In order to assess the predictive accuracy of the direct demand model three factors should be borne in mind:

Pedestrian demand is affected by many factors, and data does not exist for some of these factors. For example, there is no comprehensive up-to-date network of footpaths in Queensland so it is not possible to incorporate footpath extent, or indeed quality, in a model at state level.
The data for predictors that do exist are often of varying quality. For example, there is no state-level dataset on as-built land uses. In lieu of such data a crowd-sourced dataset OpenStreetMap was used. This dataset is dependent upon users coding in features such as shopping centres and hotels, and assigning them the tags used to scrape them into the model.
The dependent variable (i.e. the pedestrian count) used in the regression is usually a single day count, and is obtained at different times of year and over different years. The interday variability of pedestrian demand is such that the true estimate of the average day may be very significantly different - potentially twice or half the measured value.

As such, both the dependent variable and predictors contain large errors. This compounds the challenges of estimating models that are both statistically significant and practically useful.

Finally, the model is entirely dependent on the quality and extent of the data. There is very little data from sites in extremely busy locations such as the Brisbane CBD, and in very quiet locations such as rural areas. When the model is used to extrapolate to these areas the results may be counterintuitive or wildly inaccurate.

Prediction error

In this section the ability of the model to fit the observed data is compared. That is, how well does the model predict demand at the sites upon which it is fit? It is recognised that this approach is biased, and that ideally a fraction of data would be “held out” from the regression to provide an independent validation set. However, given the limited data and large variability it was determined most appropriate to retain all data in the estimation.

Residuals

The residual is the difference between the dependent variable (pedestrian count) and the modelled (predicted) count.
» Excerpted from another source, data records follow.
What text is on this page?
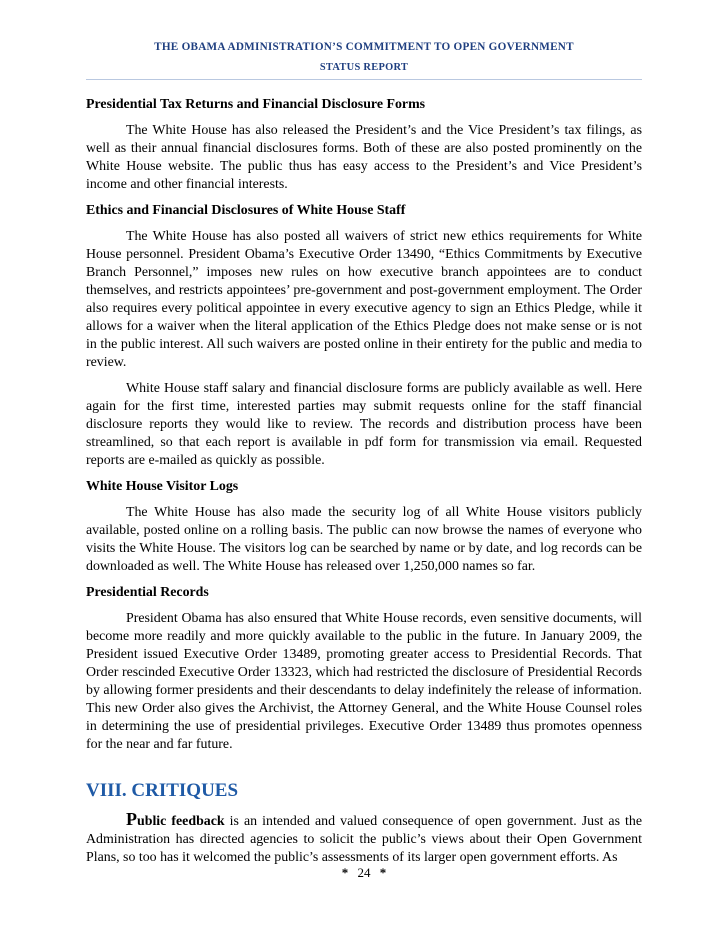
THE OBAMA ADMINISTRATION’S COMMITMENT TO OPEN GOVERNMENT
STATUS REPORT
Presidential Tax Returns and Financial Disclosure Forms

The White House has also released the President’s and the Vice President’s tax filings, as well as their annual financial disclosures forms. Both of these are also posted prominently on the White House website. The public thus has easy access to the President’s and Vice President’s income and other financial interests.

Ethics and Financial Disclosures of White House Staff

The White House has also posted all waivers of strict new ethics requirements for White House personnel. President Obama’s Executive Order 13490, “Ethics Commitments by Executive Branch Personnel,” imposes new rules on how executive branch appointees are to conduct themselves, and restricts appointees’ pre-government and post-government employment. The Order also requires every political appointee in every executive agency to sign an Ethics Pledge, while it allows for a waiver when the literal application of the Ethics Pledge does not make sense or is not in the public interest. All such waivers are posted online in their entirety for the public and media to review.

White House staff salary and financial disclosure forms are publicly available as well. Here again for the first time, interested parties may submit requests online for the staff financial disclosure reports they would like to review. The records and distribution process have been streamlined, so that each report is available in pdf form for transmission via email. Requested reports are e-mailed as quickly as possible.

White House Visitor Logs

The White House has also made the security log of all White House visitors publicly available, posted online on a rolling basis. The public can now browse the names of everyone who visits the White House. The visitors log can be searched by name or by date, and log records can be downloaded as well. The White House has released over 1,250,000 names so far.

Presidential Records

President Obama has also ensured that White House records, even sensitive documents, will become more readily and more quickly available to the public in the future. In January 2009, the President issued Executive Order 13489, promoting greater access to Presidential Records. That Order rescinded Executive Order 13323, which had restricted the disclosure of Presidential Records by allowing former presidents and their descendants to delay indefinitely the release of information. This new Order also gives the Archivist, the Attorney General, and the White House Counsel roles in determining the use of presidential privileges. Executive Order 13489 thus promotes openness for the near and far future.

VIII. CRITIQUES

Public feedback is an intended and valued consequence of open government. Just as the Administration has directed agencies to solicit the public’s views about their Open Government Plans, so too has it welcomed the public’s assessments of its larger open government efforts. As

* 24 *
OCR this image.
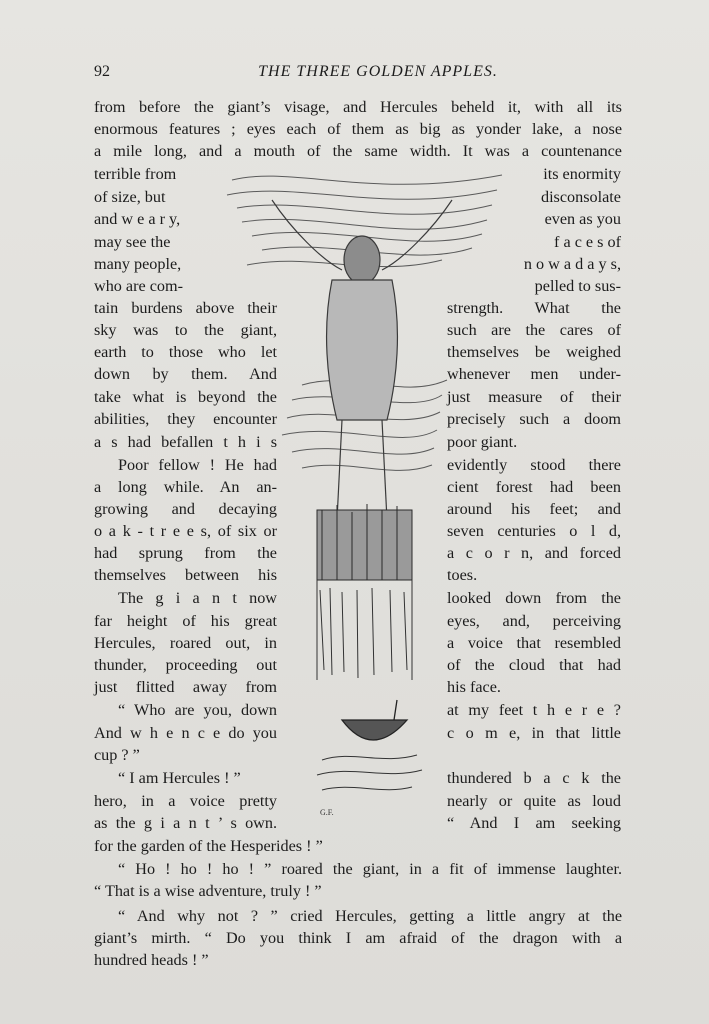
92	THE THREE GOLDEN APPLES.
from before the giant’s visage, and Hercules beheld it, with all its
enormous features ; eyes each of them as big as yonder lake, a nose
a mile long, and a mouth of the same width. It was a countenance
terrible from
of size, but
and w e a r y,
may see the
many people,
who are com-
tain burdens above their
sky was to the giant,
earth to those who let
down by them. And
take what is beyond the
abilities, they encounter
a s had befallen t h i s
Poor fellow ! He had
a long while. An an-
growing and decaying
o a k - t r e e s, of six or
had sprung from the
themselves between his
The g i a n t now
far height of his great
Hercules, roared out, in
thunder, proceeding out
just flitted away from
“ Who are you, down
And w h e n c e do you
cup ? ”
“ I am Hercules ! ”
hero, in a voice pretty
as the g i a n t ’ s own.
its enormity
disconsolate
even as you
f a c e s of
n o w a d a y s,
pelled to sus-
strength. What the
such are the cares of
themselves be weighed
whenever men under-
just measure of their
precisely such a doom
poor giant.
evidently stood there
cient forest had been
around his feet; and
seven centuries o l d,
a c o r n, and forced
toes.
looked down from the
eyes, and, perceiving
a voice that resembled
of the cloud that had
his face.
at my feet t h e r e ?
c o m e, in that little
thundered b a c k the
nearly or quite as loud
“ And I am seeking
for the garden of the Hesperides ! ”
“ Ho ! ho ! ho ! ” roared the giant, in a fit of immense laughter.
“ That is a wise adventure, truly ! ”
“ And why not ? ” cried Hercules, getting a little angry at the
giant’s mirth. “ Do you think I am afraid of the dragon with a
hundred heads ! ”
G.F.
The residual distribution by location is shown below; there are many sites with modest absolute residuals (under 100 pedestrians/day) but at the tails of the distribution some extreme residuals where the predictions are in error by 1,000 pedestrians/day or greater.
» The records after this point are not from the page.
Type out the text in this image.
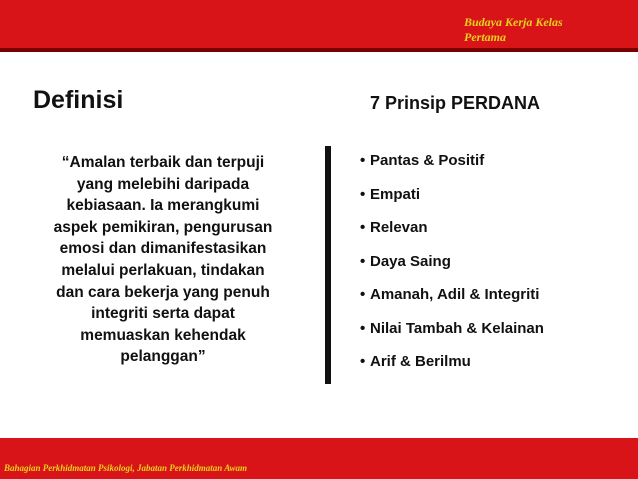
Budaya Kerja Kelas
Pertama
Definisi	7 Prinsip PERDANA
“Amalan terbaik dan terpuji
yang melebihi daripada
kebiasaan. Ia merangkumi
aspek pemikiran, pengurusan
emosi dan dimanifestasikan
melalui perlakuan, tindakan
dan cara bekerja yang penuh
integriti serta dapat
memuaskan kehendak
pelanggan”
• Pantas & Positif
• Empati
• Relevan
• Daya Saing
• Amanah, Adil & Integriti
• Nilai Tambah & Kelainan
• Arif & Berilmu
Bahagian Perkhidmatan Psikologi, Jabatan Perkhidmatan Awam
The cumulative distribution of the absolute error is shown below. Half of the observations have an absolute error less than 94.1 and 90% have an absolute error less than 490 pedestrians per day.

Standardised residuals

The residuals are standardised by dividing by the standard deviation and are shown below. That there are relatively few observations with standardised residuals greater than \(\pm\) 2 reflects the wide variation in the underlying counts.
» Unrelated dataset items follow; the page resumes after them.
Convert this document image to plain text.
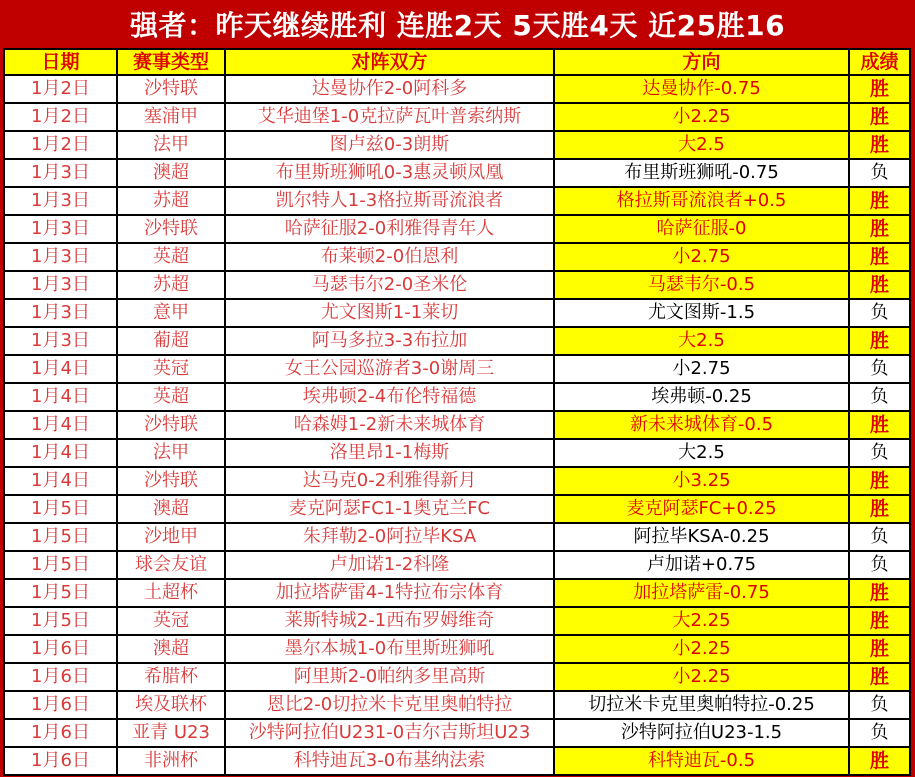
强者：昨天继续胜利 连胜2天 5天胜4天 近25胜16
日期	赛事类型	对阵双方	方向	成绩
1月2日	沙特联	达曼协作2-0阿科多	达曼协作-0.75	胜
1月2日	塞浦甲	艾华迪堡1-0克拉萨瓦叶普索纳斯	小2.25	胜
1月2日	法甲	图卢兹0-3朗斯	大2.5	胜
1月3日	澳超	布里斯班狮吼0-3惠灵顿凤凰	布里斯班狮吼-0.75	负
1月3日	苏超	凯尔特人1-3格拉斯哥流浪者	格拉斯哥流浪者+0.5	胜
1月3日	沙特联	哈萨征服2-0利雅得青年人	哈萨征服-0	胜
1月3日	英超	布莱顿2-0伯恩利	小2.75	胜
1月3日	苏超	马瑟韦尔2-0圣米伦	马瑟韦尔-0.5	胜
1月3日	意甲	尤文图斯1-1莱切	尤文图斯-1.5	负
1月3日	葡超	阿马多拉3-3布拉加	大2.5	胜
1月4日	英冠	女王公园巡游者3-0谢周三	小2.75	负
1月4日	英超	埃弗顿2-4布伦特福德	埃弗顿-0.25	负
1月4日	沙特联	哈森姆1-2新未来城体育	新未来城体育-0.5	胜
1月4日	法甲	洛里昂1-1梅斯	大2.5	负
1月4日	沙特联	达马克0-2利雅得新月	小3.25	胜
1月5日	澳超	麦克阿瑟FC1-1奥克兰FC	麦克阿瑟FC+0.25	胜
1月5日	沙地甲	朱拜勒2-0阿拉毕KSA	阿拉毕KSA-0.25	负
1月5日	球会友谊	卢加诺1-2科隆	卢加诺+0.75	负
1月5日	土超杯	加拉塔萨雷4-1特拉布宗体育	加拉塔萨雷-0.75	胜
1月5日	英冠	莱斯特城2-1西布罗姆维奇	大2.25	胜
1月6日	澳超	墨尔本城1-0布里斯班狮吼	小2.25	胜
1月6日	希腊杯	阿里斯2-0帕纳多里高斯	小2.25	胜
1月6日	埃及联杯	恩比2-0切拉米卡克里奥帕特拉	切拉米卡克里奥帕特拉-0.25	负
1月6日	亚青 U23	沙特阿拉伯U231-0吉尔吉斯坦U23	沙特阿拉伯U23-1.5	负
1月6日	非洲杯	科特迪瓦3-0布基纳法索	科特迪瓦-0.5	胜
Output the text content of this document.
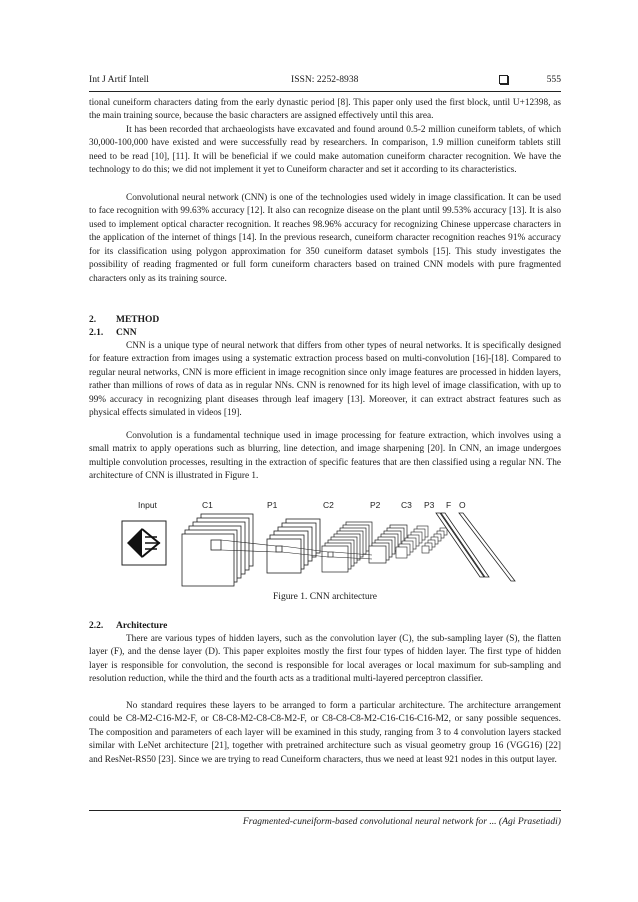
Int J Artif Intell	ISSN: 2252-8938	555

tional cuneiform characters dating from the early dynastic period [8]. This paper only used the first block, until U+12398, as the main training source, because the basic characters are assigned effectively until this area.

It has been recorded that archaeologists have excavated and found around 0.5-2 million cuneiform tablets, of which 30,000-100,000 have existed and were successfully read by researchers. In comparison, 1.9 million cuneiform tablets still need to be read [10], [11]. It will be beneficial if we could make automation cuneiform character recognition. We have the technology to do this; we did not implement it yet to Cuneiform character and set it according to its characteristics.

Convolutional neural network (CNN) is one of the technologies used widely in image classification. It can be used to face recognition with 99.63% accuracy [12]. It also can recognize disease on the plant until 99.53% accuracy [13]. It is also used to implement optical character recognition. It reaches 98.96% accuracy for recognizing Chinese uppercase characters in the application of the internet of things [14]. In the previous research, cuneiform character recognition reaches 91% accuracy for its classification using polygon approximation for 350 cuneiform dataset symbols [15]. This study investigates the possibility of reading fragmented or full form cuneiform characters based on trained CNN models with pure fragmented characters only as its training source.

2. METHOD
2.1. CNN

CNN is a unique type of neural network that differs from other types of neural networks. It is specifically designed for feature extraction from images using a systematic extraction process based on multi-convolution [16]-[18]. Compared to regular neural networks, CNN is more efficient in image recognition since only image features are processed in hidden layers, rather than millions of rows of data as in regular NNs. CNN is renowned for its high level of image classification, with up to 99% accuracy in recognizing plant diseases through leaf imagery [13]. Moreover, it can extract abstract features such as physical effects simulated in videos [19].

Convolution is a fundamental technique used in image processing for feature extraction, which involves using a small matrix to apply operations such as blurring, line detection, and image sharpening [20]. In CNN, an image undergoes multiple convolution processes, resulting in the extraction of specific features that are then classified using a regular NN. The architecture of CNN is illustrated in Figure 1.

Input	C1	P1	C2	P2 C3 P3 F O
Figure 1. CNN architecture
2.2. Architecture

There are various types of hidden layers, such as the convolution layer (C), the sub-sampling layer (S), the flatten layer (F), and the dense layer (D). This paper exploites mostly the first four types of hidden layer. The first type of hidden layer is responsible for convolution, the second is responsible for local averages or local maximum for sub-sampling and resolution reduction, while the third and the fourth acts as a traditional multi-layered perceptron classifier.

No standard requires these layers to be arranged to form a particular architecture. The architecture arrangement could be C8-M2-C16-M2-F, or C8-C8-M2-C8-C8-M2-F, or C8-C8-C8-M2-C16-C16-C16-M2, or sany possible sequences. The composition and parameters of each layer will be examined in this study, ranging from 3 to 4 convolution layers stacked similar with LeNet architecture [21], together with pretrained architecture such as visual geometry group 16 (VGG16) [22] and ResNet-RS50 [23]. Since we are trying to read Cuneiform characters, thus we need at least 921 nodes in this output layer.

Fragmented-cuneiform-based convolutional neural network for ... (Agi Prasetiadi)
There is no clear bias in the model towards over- or underprediction, as illustrated below by the density distribution of the standardised residuals.

Rank order

For some purposes it may not be necessary to have an accurate forecast of demand. Instead, it may be sufficient to have confidence that site A has more demand than site B. This may be sufficient where projects are being prioritised for funding. The different in ranks between the observed and modelled counts are shown below. At the tails some sites are in significant error (e.g. a number of sites in the Gold Coast are forecast as being much higher demand than was observed, and hence are much higher ranked). The average absolute rank error is 73 ranks and median is 54 ranks over 425 sites.

Conclusion

How good the model is depends on the intended use - it’s about fitness for purpose. While pedestrian demand is clearly associated with a number of factors (as demonstrated by the statistically significant model coefficients and the improved in log-likelihood compared to a constant-only model) the model is at best only a modest predictor of pedestrian demand (as demonstrated by the residuals).

The key findings from this analysis are likely to be that:

the forecasts may be fair in suburban locations, but not in extreme locations such as central business districts
much better data is required, especially multiday pedestrian counts, to be able to significantly improve upon these models.